In 1999, in BTC’s first of four Congressional testimonies against government intervention in the tarmac-delay problem, it stated: “Like other industries that have faced the ominous threat of government intervention, airlines should view this proposed legislation as a major warning and move decisively to address Congressional concerns. The industry needs to take immediate steps to head off this and further Congressional action, which will surely follow, if the industry’s problems are not corrected in the near term.”
So, here we are entering a new decade after 10 years of airline stonewalling on this issue. When I testified in 1999 that if the airlines did not solve this problem, eventually someone would endeavor to do so for them, I never imagined a 3-hour deplanement rule and a $27,500 per passenger fine! Very bold DOT leadership to be sure. However, airlines are not yet out of the woods.
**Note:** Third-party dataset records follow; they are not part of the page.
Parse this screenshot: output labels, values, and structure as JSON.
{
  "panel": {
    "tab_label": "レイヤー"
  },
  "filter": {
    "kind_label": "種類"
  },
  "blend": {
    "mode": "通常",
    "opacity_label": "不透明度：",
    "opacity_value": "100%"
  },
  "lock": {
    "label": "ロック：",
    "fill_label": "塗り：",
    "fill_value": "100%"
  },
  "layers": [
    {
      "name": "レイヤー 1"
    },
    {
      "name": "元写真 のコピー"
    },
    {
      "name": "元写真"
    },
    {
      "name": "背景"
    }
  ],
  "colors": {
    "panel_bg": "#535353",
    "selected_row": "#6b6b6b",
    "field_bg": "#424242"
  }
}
DOT’s dramatic leadership might embolden some Members of Congress, not to be upstaged by DOT, to go further with passenger protections, especially if there is another major excessive tarmac-delay event during the coming winter months.
BTC urges the following initiatives:
- A humbled airline industry should now reach out to consumer and travel groups, Members of Congress and the Administration and pursue a sincere, long-lasting and productive conversation about passenger rights and customer service.
- Secretary LaHood should likewise use some of the enormous consumer goodwill and prestige he has acquired through his substantial leadership on this issue and guarantee the rule’s ultimate success by extending the planning and implementation timeframe for the new 3-hour rule such that airlines can succeed.
- No matter the implementation timeframe, a drawdown in schedules at New York City-area airports is exceedingly difficult for airlines to accomplish unilaterally due to competitive reasons. The Port Authority of New York & New Jersey (PANYNJ) should take a leadership role, with support from the governors of New Jersey and New York as well as the mayor of New York City. PANYNJ needs to make the case for DOT-administered and Department of Justice-monitored meetings among airlines to adjust schedules. The alternative is chaos and further erosion of business travel and tourism.